Last Friday, September 6th, 2013, exactly one year after Vienne was abruptly taken from this world, was not as bad as we had expected.  The dread and anticipation for that day was far far worse.  All of August just seemed like hell to me.  Moving homes at the exact same time as this one year "anniversary" was both good and bad.  It did serve as a good distraction - it kept me busy and focused on something productive.  But, it was oh so very taxing and stressful.  Things did not transition smoothly and for a bit it felt like everything had blown up in our faces.  There were many many tears.  So, by the time that the 6th arrived, both Mark and I were just emotionally and physically exhausted.  Our tears had turned inward at that point.
There was a big outpouring of love and support for us on the 6th, though, and that was very welcomed and appreciated.  We received hundreds of Facebook comments and messages, along with texts and cards and flower deliveries.  It meant more than anyone can know.  We realized that days like that (anniversary type days) are more for everybody else.  It's a day to stop, take a step away from your routine life and world, and remember our Girl and our tragic loss.  For us, we live in it every single day.  All the days are the same as they are all days without Her.  By Saturday, the 7th, everyone can go back to their lives.  That's fine and normal and expected.  But, we cannot.  It is still the same.  So, it is nice to have a day where people can stop to remember.


(Friends of our's made this little memorial pic as their profile photo on Facebook and it spread around quickly.  By Friday, most of our friends had this posted as their profile pic.  It was very sweet to us.)
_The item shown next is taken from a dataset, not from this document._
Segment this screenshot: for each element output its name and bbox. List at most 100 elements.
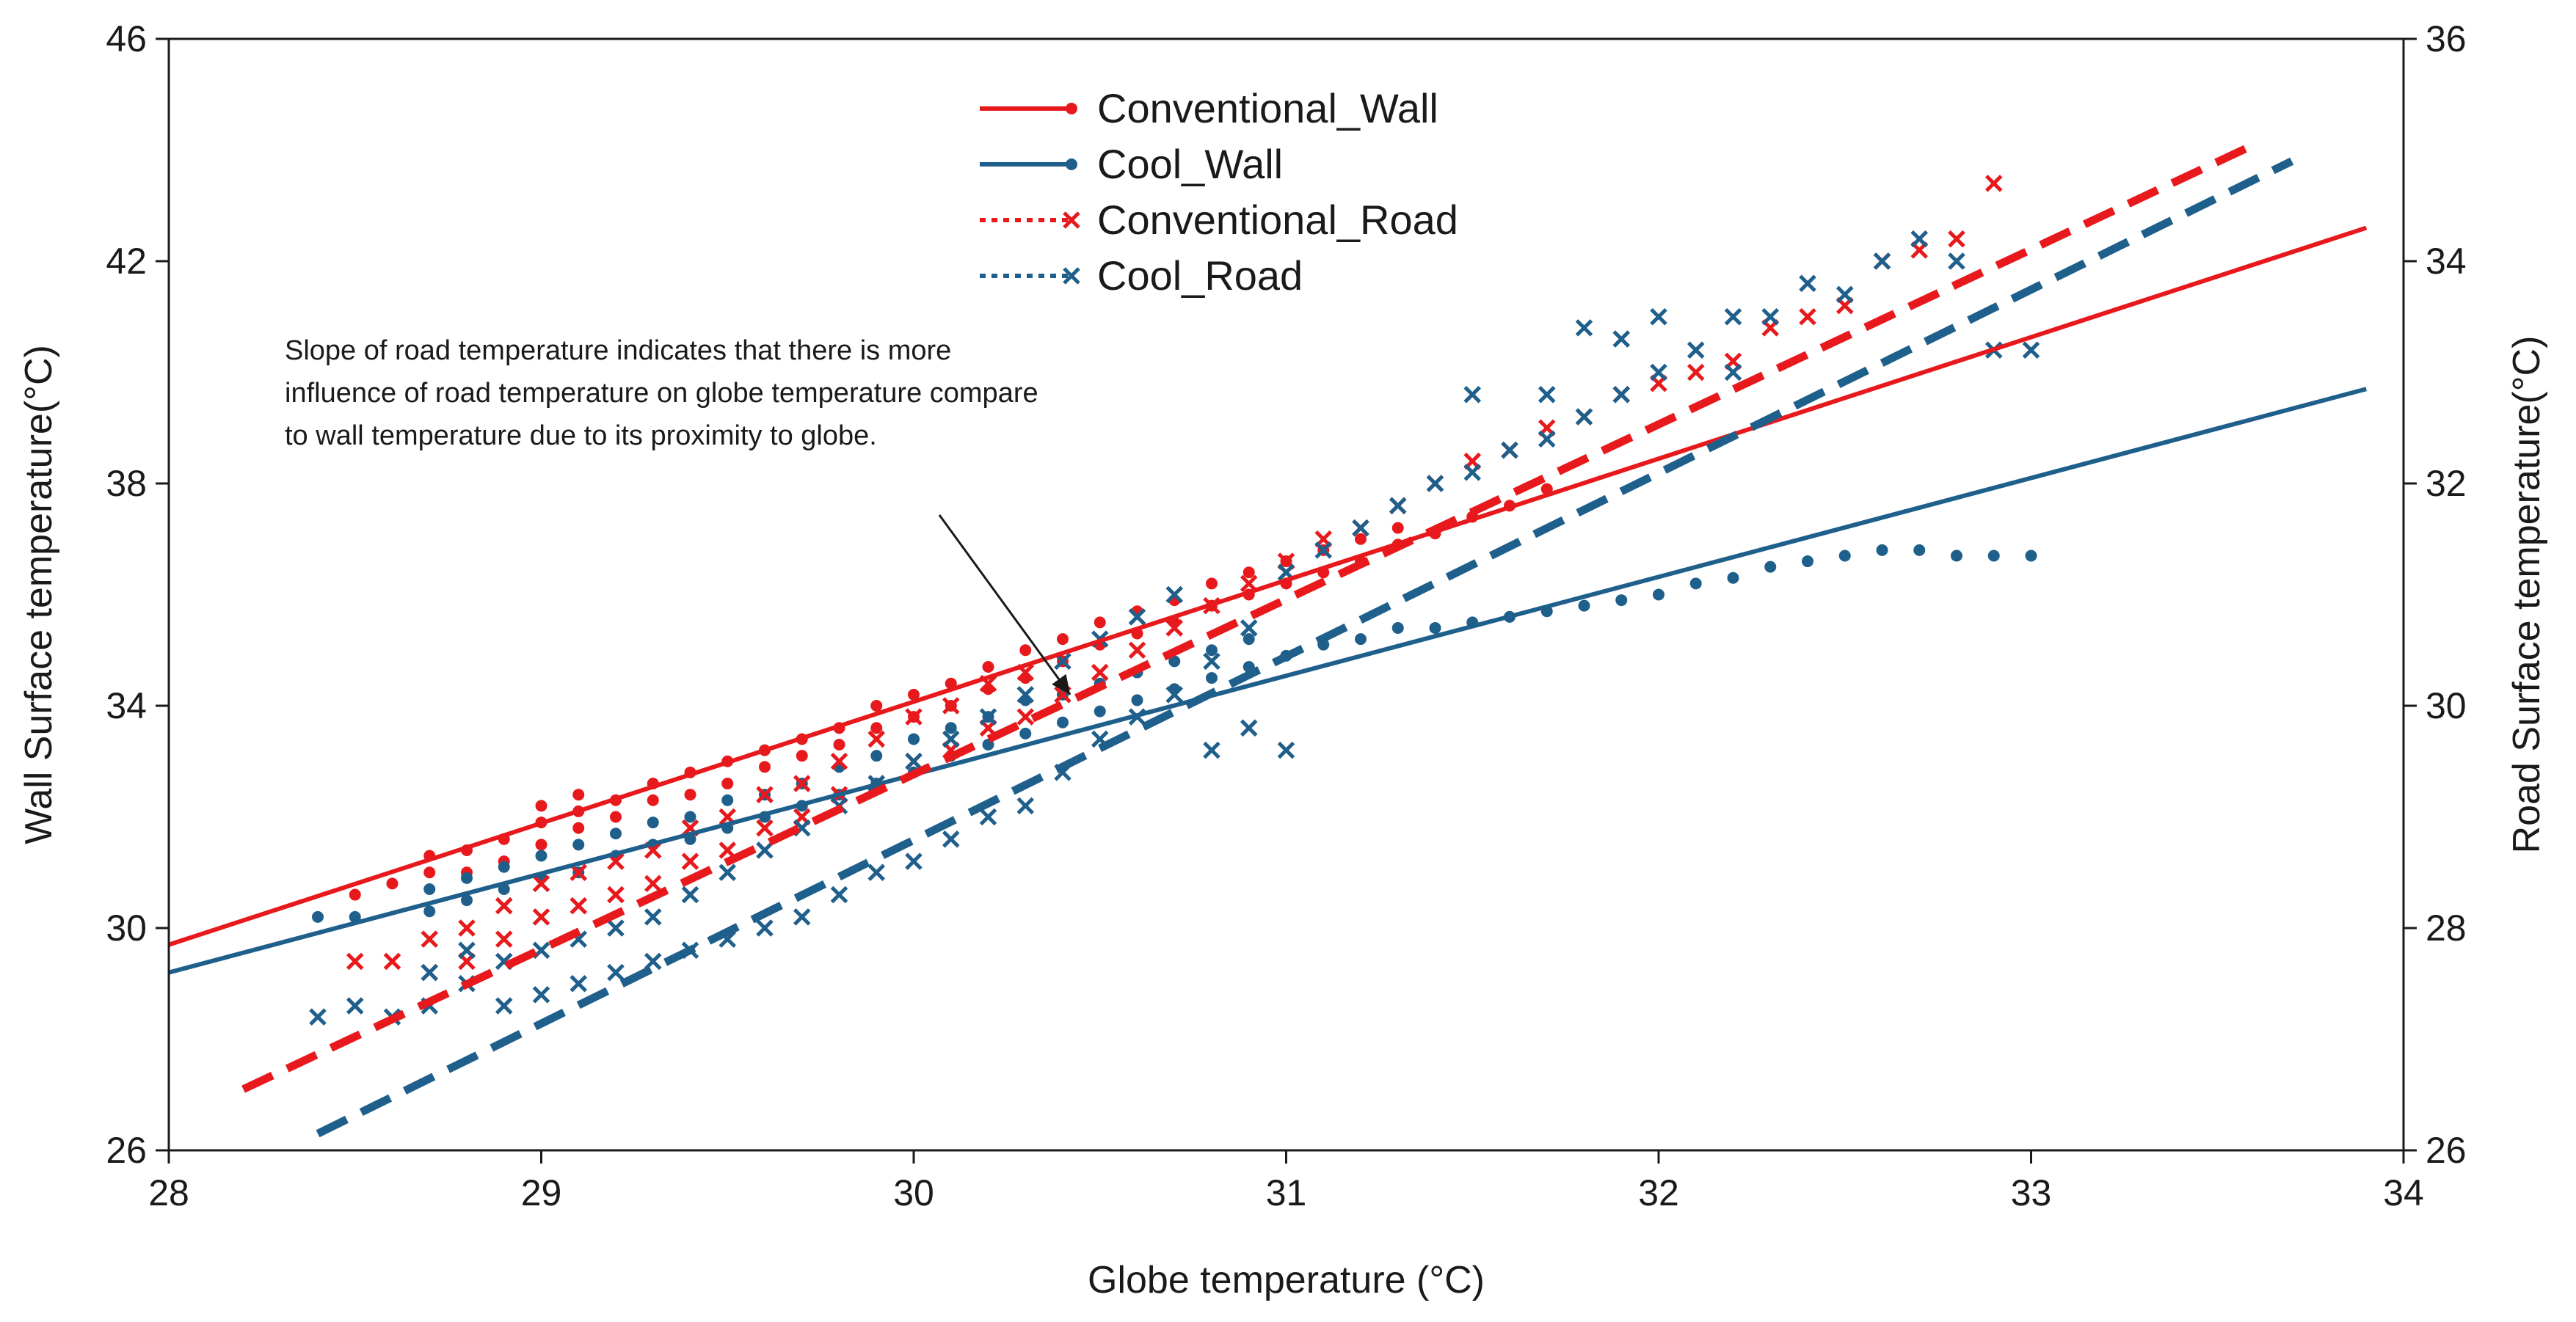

(This is Vienne's Uncle Seth singing Rivers and Roads, by The Head and The Heart.  Seth feels that this song expresses his grief over the loss of Vienne.  Listening to his emotional expression of this song certainly turned us into a puddle of tears.  Lines like the following, really hit home for me:
"Nothin' is as it has been
And I miss your face like hell"
and
"If you don't know what to make of this
Then we will not relate
So if you don't know what to make of this
Then we will not relate"
I always love listening to Seth sing and his tenderness for our daughters is just one of the sweetest things to my heart.  At the end of the video, you will hear Lacey saying "We love you, Vienne, see you soon." which is taken from a video of her where she says the same thing, like in the Memorial Service video.)



**As an update, we are now all moved in to our new place and starting to really like it.  We are back in the neighborhood that we lived in when Vienne was with us.  We want Ivy to get to know this neighborhood and all of her big sister's favorite places.  Mark is already loving his ability to put Ivy in the stroller and walk to Starbuck's and the park...just like he used to do with Vienne.  This place will be good for us as we start to put our feet forward and make baby steps to starting over again.   Our hope is to start to feel somewhat settled, in this new life (however that's going to look), that we can look to purchase a house again.  Right now, we just still feel lost and unstable to make such a commitment.